Biopsy: Removal of cells or tissues so they can be viewed under a microscope to check for signs of cancer.
The following tests may be used for staging:
Computed Tomography (CT) scan: A highly sensitive x-ray test that allows physicians to see "inside" the body to identify new or recurrent tumors. This test can accurately detect the presence of most cancer cells that have spread outside of the colon.
Positron emission tomography (PET) scan: An imaging test that uses a special dye that has radioactive tracers. This allows physicians to detect the presence of most cancer cells that have spread outside of the colon.
CEA assay: Carcinoembryonic antigen is a substance in the blood that may be elevated if cancer is present. Although not completely conclusive on its own, this test is often done with other diagnostic tests.
Magnetic Resonance Imaging (MRI): An imaging test that uses a magnetic field and pulses of radio wave energy to create pictures of organs and structures inside the body. This helps determine if the tumor has spread through the wall of the rectum and invaded nearby structures.
Abdominal ultrasound: A procedure in which a transducer is moved along the skin over the abdomen. This test looks for tumors that may have spread to the liver, gallbladder, pancreas or elsewhere in the abdomen.
The extent of cancer (clinical stage) is linked to treatment decision making and post-treatment patient outcome. Staging is based on whether the tumor has invaded nearby tissues or lymph nodes, and/or cancer has spread to other parts of the body. The exact stage is often not determined until after surgery.

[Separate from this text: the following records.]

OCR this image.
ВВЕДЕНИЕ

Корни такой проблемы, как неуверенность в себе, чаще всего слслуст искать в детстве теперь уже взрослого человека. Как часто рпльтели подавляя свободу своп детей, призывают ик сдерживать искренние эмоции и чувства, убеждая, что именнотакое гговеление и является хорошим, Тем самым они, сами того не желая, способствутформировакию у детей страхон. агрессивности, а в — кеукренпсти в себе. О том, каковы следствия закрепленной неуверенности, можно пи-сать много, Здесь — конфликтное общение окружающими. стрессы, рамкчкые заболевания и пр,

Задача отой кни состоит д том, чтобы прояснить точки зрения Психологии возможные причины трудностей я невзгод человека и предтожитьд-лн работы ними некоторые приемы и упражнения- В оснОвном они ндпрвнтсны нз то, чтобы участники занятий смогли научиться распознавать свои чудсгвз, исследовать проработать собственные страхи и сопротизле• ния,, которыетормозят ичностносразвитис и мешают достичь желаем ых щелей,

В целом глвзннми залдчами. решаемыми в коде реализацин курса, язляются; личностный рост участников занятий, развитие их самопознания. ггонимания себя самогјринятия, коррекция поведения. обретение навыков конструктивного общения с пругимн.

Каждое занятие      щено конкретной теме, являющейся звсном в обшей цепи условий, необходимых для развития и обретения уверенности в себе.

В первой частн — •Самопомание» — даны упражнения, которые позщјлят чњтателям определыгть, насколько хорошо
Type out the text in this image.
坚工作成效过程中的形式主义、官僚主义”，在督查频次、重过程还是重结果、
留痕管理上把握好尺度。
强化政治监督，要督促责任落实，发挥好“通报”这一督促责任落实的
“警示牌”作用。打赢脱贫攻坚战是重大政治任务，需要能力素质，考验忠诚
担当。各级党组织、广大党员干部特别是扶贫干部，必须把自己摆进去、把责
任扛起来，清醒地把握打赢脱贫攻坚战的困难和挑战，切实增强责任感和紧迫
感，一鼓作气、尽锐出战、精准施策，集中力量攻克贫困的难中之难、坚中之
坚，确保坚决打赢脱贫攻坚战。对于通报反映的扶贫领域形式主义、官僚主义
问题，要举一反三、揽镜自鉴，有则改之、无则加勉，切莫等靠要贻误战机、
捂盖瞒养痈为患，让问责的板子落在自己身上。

Surgery to remove the colorectal cancer is almost always required for a complete cure. The tumor and lymph nodes are removed, along with a small portion of normal colon on either side of the tumor. A colostomy is a surgically created opening that connects a part of the colon to the skin of the abdominal wall. This procedure is typically only done in a very small number of colorectal cancer patients.
Minimally invasive surgical techniques may be used by trained surgeons based on the individual case. Your surgeon will discuss this with you prior to surgery and decide on the most optimal approach.
Chemotherapy may be offered either before or after surgery, depending on the stage of the cancer. Unlike rectal cancer, radiation therapy is rarely used for colorectal cancer.
Patient outcome is strongly associated with colorectal cancer stage at the time of diagnosis. Cancer confined to the lining of the colon is associated with the highest likelihood of success. This is one reason why early detection through screening methods like colonoscopy is crucial.
Follow-up care after treatment for colorectal cancer is important. Even when the cancer appears to have been completely removed or destroyed, the disease may recur. Undetected cancer cells can remain in the body after treatment. Your colon and rectal surgeon will monitor your recovery and check for cancer recurrence at specific intervals. Blood tests, clinical examinations and imaging tests may be performed based on the stage of the cancer.